Le secteur agricole marocain, qui occupe plus du tiers de la population active, reste marqué par des conditions de travail précaires et une protection sociale largement inappliquée. Dans un entretien accordé au magazine Challenge, Rachid Filali, expert en droit social et relations de travail aux niveaux national et international, analyse les racines de cette situation et plaide pour une réforme en profondeur. «L’état des campagnes atteste à lui seul des conditions dégradées de vie et de travail dans l’agriculture par rapport aux autres activités économiques», constate Rachid Filali. La vie urbaine offre davantage d’opportunités d’accès à un emploi décent et aux services publics, souligne-t-il, rappelant que les conditions de vie et de travail dépendent principalement de l’accès au travail décent, comme l’indique la recommandation n°202 de l’OIT.
Dans les pays industrialisés, le salariat garantit revenu décent et protection sociale. En revanche, dans les pays du Sud, la majorité des actifs est rejetée dans l’économie informelle, explique Filali. Le monde rural cumule tous les facteurs d’exclusion: la majorité des travailleurs vit dans des micro-exploitations de moins d’un hectare. Une grande partie est déclarée inactive ou travaille comme aide familial sans revenu personnel.
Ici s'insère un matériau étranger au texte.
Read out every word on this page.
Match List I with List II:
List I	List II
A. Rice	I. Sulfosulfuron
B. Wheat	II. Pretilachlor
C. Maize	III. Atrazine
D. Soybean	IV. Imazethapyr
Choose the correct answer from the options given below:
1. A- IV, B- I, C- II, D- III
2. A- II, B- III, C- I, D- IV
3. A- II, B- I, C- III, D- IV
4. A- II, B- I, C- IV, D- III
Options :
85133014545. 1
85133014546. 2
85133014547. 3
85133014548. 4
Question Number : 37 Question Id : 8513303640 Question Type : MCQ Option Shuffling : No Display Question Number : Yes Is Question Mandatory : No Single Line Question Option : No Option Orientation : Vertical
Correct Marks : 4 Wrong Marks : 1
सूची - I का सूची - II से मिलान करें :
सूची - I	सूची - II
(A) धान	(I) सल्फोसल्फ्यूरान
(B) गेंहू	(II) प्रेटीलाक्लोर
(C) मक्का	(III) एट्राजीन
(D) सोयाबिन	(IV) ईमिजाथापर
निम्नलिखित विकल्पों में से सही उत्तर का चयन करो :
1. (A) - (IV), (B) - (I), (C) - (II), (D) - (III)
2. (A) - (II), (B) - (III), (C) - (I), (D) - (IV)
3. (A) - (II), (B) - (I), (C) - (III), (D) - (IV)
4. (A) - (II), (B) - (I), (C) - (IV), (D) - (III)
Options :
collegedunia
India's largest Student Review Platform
Résultat, sur plus de trois millions de personnes employées dans l’agriculture, seulement 100.000 sont immatriculées à la CNSS. «Pourtant, depuis 1981, les salariés de l’agriculture bénéficient des mêmes droits que ceux des autres branches», rappelle-t-il, notant que, manifestement, la loi reste partiellement inappliquée.
Les employeurs invoquent des difficultés objectives pour justifier le non-respect du Code du travail. Leurs organisations professionnelles revendiquent un statut juridique particulier adapté aux spécificités de l’agriculture, indique Filali. Le Code de 2004 a unifié les règles mais a maintenu des dérogations pour certaines catégories. Contrairement à d’autres secteurs comme la marine ou le cinéma, l’agriculture a été intégrée sans nuance dans le champ d’application du Code. «L’intégration dans le Code du travail garantit l’exercice des droits fondamentaux et constitue un levier de modernisation», argue-t-il. Elle permettrait de renforcer la compétitivité des entreprises et leur insertion dans les chaînes d’approvisionnement mondiales. Pourtant, la plupart des dispositions du Code sont impératives, ce qui renforce leur rigidité et empêche le développement de la négociation collective. Pour remédier à cette situation, il propose soit une loi spéciale, soit des dérogations ciblées lors de la prochaine révision du Code, écrit Challenge. «Il importe d’identifier les règles du Code qui posent problème dans l’agriculture et de recenser les questions cruciales pour la protection des travailleurs agricoles», insiste-t-il. «Les normes de travail dérivent historiquement du droit industriel et occultent les spécificités du travail agricole», constate Filali. Les normes internationales ratifiées par le Maroc prescrivent la semaine de 48 heures pour l’industrie, mais n’ont pas d’équivalent pour le secteur agricole. Ce ne sont pas ces normes qui constituent un obstacle à l’aménagement du temps de travail en agriculture, estime-t-il, citant la convention de l’OIT n°186 sur le travail maritime comme exemple de flexibilité. Pour Filali, la solution passe par une définition claire des emplois agricoles problématiques.